Sierra Leone doctors' strike leaves COVID-19 patients stranded

A community health officer helps sanitation workers to put on personal protective equipment (PPE) at the coronavirus treatment center of Fourah Bay College in Freetown, Sierra Leone July 2, 2020. REUTERS/Cooper Inveen

Doctors treating COVID-19 patients in Sierra Leone went on strike on Thursday over unpaid bonuses, leaving patients in some of the main treatment centres without care, health workers said.

The strike marks an escalation in a row between doctors and government over what doctors say is a misuse of funds for the coronavirus response in the small West African country and a lack of protection and compensation for health workers.

Doctors say that they were promised hazard pay for their work during the outbreak, but that the pay has not come.

Government officials could not be reached for comment.

A spokesman for the coronavirus response team previously told Reuters the government was carrying out an audit of health workers to verify who was directly involved in the response.

Since the outbreak began, around 20 percent of Sierra Leone’s total coronavirus expenditure, or nearly $850,000, went to procuring 30 new SUVs and 230 motorbikes for the Emergency Operations Center, Office of National Security, police force, and military, according to procurement reports released by Sierra Leone’s finance ministry on May 22.

The only medical equipment listed on that procurement report was eight ventilators, which cost the finance ministry approximately $85,285(Sh 9.1 million).

Meanwhile, the health ministry’s COVID-19 situation reports routinely describe a lack of funds to pay for contact tracers. Doctors complain of a lack of protective equipment like gloves, masks and coveralls vital to prevent infections spreading from patients to hospital staff.

Of the 1,500 COVID-19 cases confirmed in Sierra Leone, 160 have been health workers. The country’s ranks of medical staff were already hit hard during an Ebola outbreak from 2014-16 that killed 250 medical workers out of a total of only around 4,000.

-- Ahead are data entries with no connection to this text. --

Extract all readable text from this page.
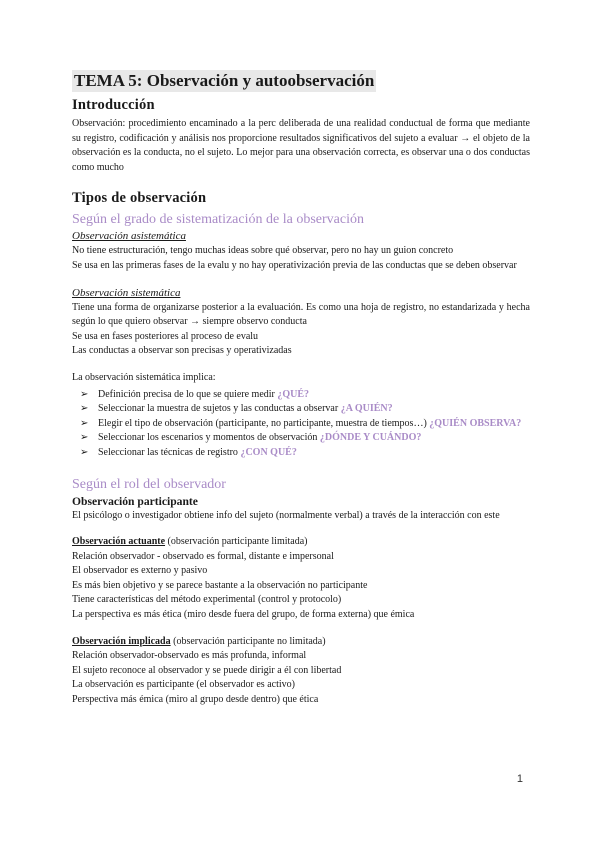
TEMA 5: Observación y autoobservación
Introducción

Observación: procedimiento encaminado a la perc deliberada de una realidad conductual de forma que mediante su registro, codificación y análisis nos proporcione resultados significativos del sujeto a evaluar → el objeto de la observación es la conducta, no el sujeto. Lo mejor para una observación correcta, es observar una o dos conductas como mucho

Tipos de observación
Según el grado de sistematización de la observación

Observación asistemática

No tiene estructuración, tengo muchas ideas sobre qué observar, pero no hay un guion concreto

Se usa en las primeras fases de la evalu y no hay operativización previa de las conductas que se deben observar

Observación sistemática

Tiene una forma de organizarse posterior a la evaluación. Es como una hoja de registro, no estandarizada y hecha según lo que quiero observar → siempre observo conducta

Se usa en fases posteriores al proceso de evalu

Las conductas a observar son precisas y operativizadas

La observación sistemática implica:

➢ Definición precisa de lo que se quiere medir ¿QUÉ?
➢ Seleccionar la muestra de sujetos y las conductas a observar ¿A QUIÉN?
➢ Elegir el tipo de observación (participante, no participante, muestra de tiempos…) ¿QUIÉN OBSERVA?
➢ Seleccionar los escenarios y momentos de observación ¿DÓNDE Y CUÁNDO?
➢ Seleccionar las técnicas de registro ¿CON QUÉ?
Según el rol del observador
Observación participante

El psicólogo o investigador obtiene info del sujeto (normalmente verbal) a través de la interacción con este

Observación actuante (observación participante limitada)

Relación observador - observado es formal, distante e impersonal

El observador es externo y pasivo

Es más bien objetivo y se parece bastante a la observación no participante

Tiene características del método experimental (control y protocolo)

La perspectiva es más ética (miro desde fuera del grupo, de forma externa) que émica

Observación implicada (observación participante no limitada)

Relación observador-observado es más profunda, informal

El sujeto reconoce al observador y se puede dirigir a él con libertad

La observación es participante (el observador es activo)

Perspectiva más émica (miro al grupo desde dentro) que ética

1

“No patient showing COVID-like symptoms will be treated by any doctor until we have the support we need,” said S.K. Jusu, the head doctor at Fourah Bay College, a school whose dormitories have been transformed into the country’s largest COVID-19 treatment centre on a hill overlooking the capital Freetown.

No new patients were being accepted on Thursday because the five doctors at the 200-bed facility were all on strike, leaving community health workers and nurses to care for the sick. There were no critically ill patients on site, Jusu said.

Jusu and other staff acknowledged that this could lead to a rise in cases in the community.

“It is going to be a hell of a problem if this thing isn’t quickly resolved,” said senior community health officer Kiya Conteh who was coordinating lunch deliveries for patients. “Our people need treatment. If they’re not treated here, what can we expect them to do?”